Inherent security weaknesses in low-level building management, air conditioning or access-control systems can open up vulnerabilities in the mission critical data systems to which they are connected for example – one reason why installers must make sure the solutions they install are watertight.

“Wherever we sit in the supply chain, in the interconnected ecosystem that is the Internet of Things, there is potential impact on everything else,” explained Mike Gillespie, a security consultant at AdventIM (and #14 on our recent rundown of the top 50 most influential in security and fire) speaking at IFSEC International in London last week.

“CCTV, access control, air conditioning, building fabric systems – they all have the potential to be connected to critical national infrastructure (CNI) and an attack on them can ultimately enable an attack on banks, water processing plants and nuclear facilities.”

Gillespie offered advice for installers struggling to come to terms with this new world, urging them to ‘push back’ on their suppliers and product manufacturers to demonstrate their systems were adequately protected against cyber attack, data loss and unauthorised access.

“I know there are products going out today which use out of data network protocols and that should not be good enough for us in the installer community,” he said. “We need them to say to us ‘this is as secure as it could possibly be’, otherwise it’s a duff product from the start.”

Installers must also make a frank and honest assessment of the cyber security skill sets within their organisation and take steps to fill in any gaps – either through recruitment or training.

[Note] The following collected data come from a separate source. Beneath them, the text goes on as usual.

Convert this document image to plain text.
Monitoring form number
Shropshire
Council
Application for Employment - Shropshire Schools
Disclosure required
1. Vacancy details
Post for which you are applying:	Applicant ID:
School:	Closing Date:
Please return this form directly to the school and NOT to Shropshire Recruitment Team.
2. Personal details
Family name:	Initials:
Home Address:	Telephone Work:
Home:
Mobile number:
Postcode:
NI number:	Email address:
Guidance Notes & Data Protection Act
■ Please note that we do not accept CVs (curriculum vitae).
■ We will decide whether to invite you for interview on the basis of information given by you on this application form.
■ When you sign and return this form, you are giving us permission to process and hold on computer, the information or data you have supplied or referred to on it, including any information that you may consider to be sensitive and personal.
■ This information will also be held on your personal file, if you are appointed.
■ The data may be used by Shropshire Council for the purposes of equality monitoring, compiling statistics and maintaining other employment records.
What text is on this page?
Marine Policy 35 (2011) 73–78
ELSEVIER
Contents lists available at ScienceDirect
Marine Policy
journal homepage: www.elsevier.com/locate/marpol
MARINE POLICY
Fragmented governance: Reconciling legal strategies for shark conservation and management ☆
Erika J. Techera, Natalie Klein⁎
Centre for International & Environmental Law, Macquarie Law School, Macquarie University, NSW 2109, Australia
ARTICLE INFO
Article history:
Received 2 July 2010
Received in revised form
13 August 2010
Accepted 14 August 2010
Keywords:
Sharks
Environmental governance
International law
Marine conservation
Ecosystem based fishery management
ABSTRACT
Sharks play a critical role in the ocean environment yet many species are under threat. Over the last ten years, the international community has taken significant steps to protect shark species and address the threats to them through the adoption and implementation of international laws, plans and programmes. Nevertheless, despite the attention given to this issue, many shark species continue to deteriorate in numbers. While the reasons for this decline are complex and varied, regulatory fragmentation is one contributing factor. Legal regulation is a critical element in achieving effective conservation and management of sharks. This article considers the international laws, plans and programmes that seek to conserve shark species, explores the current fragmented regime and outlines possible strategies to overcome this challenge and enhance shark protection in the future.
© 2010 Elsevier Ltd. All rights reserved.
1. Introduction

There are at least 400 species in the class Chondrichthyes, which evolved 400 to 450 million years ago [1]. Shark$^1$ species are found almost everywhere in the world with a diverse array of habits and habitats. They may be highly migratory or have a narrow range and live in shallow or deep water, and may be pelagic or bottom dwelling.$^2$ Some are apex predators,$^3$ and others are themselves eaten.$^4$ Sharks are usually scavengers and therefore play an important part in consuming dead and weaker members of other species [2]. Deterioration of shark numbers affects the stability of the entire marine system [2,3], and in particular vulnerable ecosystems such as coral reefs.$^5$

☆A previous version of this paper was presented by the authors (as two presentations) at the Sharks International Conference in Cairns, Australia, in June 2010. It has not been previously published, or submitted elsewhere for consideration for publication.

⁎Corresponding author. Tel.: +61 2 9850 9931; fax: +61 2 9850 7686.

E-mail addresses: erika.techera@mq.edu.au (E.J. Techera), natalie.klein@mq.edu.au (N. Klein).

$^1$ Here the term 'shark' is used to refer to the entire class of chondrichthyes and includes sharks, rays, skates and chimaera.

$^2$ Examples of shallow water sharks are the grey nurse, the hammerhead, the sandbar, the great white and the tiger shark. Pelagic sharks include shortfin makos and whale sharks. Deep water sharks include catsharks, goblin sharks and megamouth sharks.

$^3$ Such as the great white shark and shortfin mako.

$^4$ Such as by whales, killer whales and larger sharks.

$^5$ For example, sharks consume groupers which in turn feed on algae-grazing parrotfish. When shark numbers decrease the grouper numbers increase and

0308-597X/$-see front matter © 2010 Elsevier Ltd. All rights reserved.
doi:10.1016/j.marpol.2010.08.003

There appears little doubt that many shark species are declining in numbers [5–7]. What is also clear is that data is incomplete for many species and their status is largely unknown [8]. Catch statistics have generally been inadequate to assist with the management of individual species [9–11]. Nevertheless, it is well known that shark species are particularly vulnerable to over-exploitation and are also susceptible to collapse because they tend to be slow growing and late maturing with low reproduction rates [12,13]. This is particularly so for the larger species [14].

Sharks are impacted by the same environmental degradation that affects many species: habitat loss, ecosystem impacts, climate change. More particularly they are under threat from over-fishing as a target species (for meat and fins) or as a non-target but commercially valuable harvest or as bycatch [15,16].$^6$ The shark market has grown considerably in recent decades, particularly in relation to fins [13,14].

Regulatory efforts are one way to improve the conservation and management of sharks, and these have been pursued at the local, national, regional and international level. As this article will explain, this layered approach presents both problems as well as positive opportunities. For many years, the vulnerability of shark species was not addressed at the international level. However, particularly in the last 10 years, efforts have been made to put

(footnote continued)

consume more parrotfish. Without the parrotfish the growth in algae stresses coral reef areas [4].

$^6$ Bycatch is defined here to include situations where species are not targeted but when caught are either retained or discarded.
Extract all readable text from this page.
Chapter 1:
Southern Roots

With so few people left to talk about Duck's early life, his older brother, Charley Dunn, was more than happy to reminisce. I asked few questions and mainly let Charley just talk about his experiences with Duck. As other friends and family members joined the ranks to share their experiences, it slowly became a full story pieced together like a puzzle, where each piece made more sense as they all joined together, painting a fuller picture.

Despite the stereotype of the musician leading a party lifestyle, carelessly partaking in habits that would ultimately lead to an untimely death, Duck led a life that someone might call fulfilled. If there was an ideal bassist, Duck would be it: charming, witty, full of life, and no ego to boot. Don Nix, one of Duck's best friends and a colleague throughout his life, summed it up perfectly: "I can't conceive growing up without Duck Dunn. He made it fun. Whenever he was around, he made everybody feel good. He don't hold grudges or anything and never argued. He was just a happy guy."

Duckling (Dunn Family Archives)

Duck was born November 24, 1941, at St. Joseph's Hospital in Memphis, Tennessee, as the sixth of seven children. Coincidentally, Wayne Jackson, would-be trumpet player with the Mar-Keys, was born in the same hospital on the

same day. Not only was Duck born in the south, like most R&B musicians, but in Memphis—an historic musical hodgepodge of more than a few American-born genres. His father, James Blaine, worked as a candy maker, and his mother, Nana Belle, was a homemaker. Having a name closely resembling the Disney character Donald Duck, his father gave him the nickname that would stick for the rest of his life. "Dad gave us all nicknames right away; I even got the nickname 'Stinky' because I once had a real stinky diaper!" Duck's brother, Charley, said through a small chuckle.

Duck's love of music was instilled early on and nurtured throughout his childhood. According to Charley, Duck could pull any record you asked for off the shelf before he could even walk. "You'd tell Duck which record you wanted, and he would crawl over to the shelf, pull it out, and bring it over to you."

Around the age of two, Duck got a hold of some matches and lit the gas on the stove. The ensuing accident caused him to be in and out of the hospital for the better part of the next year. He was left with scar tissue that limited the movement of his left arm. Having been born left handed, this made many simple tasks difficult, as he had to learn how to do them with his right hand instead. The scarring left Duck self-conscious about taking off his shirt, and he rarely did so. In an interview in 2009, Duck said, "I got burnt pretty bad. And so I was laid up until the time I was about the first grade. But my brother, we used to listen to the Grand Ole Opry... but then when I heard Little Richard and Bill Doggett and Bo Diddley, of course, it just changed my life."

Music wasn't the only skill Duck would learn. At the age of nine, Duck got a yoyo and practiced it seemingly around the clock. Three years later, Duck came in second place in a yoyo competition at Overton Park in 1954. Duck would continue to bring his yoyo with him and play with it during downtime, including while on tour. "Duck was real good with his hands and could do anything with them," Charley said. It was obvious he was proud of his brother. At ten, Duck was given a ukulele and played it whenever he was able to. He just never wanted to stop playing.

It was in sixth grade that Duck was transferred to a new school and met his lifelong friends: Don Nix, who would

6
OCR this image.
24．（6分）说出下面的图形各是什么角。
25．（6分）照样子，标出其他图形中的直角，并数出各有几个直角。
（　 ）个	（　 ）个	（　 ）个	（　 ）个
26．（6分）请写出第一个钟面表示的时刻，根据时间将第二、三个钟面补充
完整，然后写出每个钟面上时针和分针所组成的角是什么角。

They must learn the language of data security and inspire confidence by talking to clients in a knowledgeable and capable way whilst simultaneously offering proven, certified solutions that guarantee a minimum, base standard of data security.

“This is a commercial opportunity that can be used as a unique selling point,” said Gillespie. “Installers have the opportunity to shape the direction of this by engaging with their supply base, manufacturers and channel partners and saying ‘we will only take this if you can prove to me it is s secure product’.”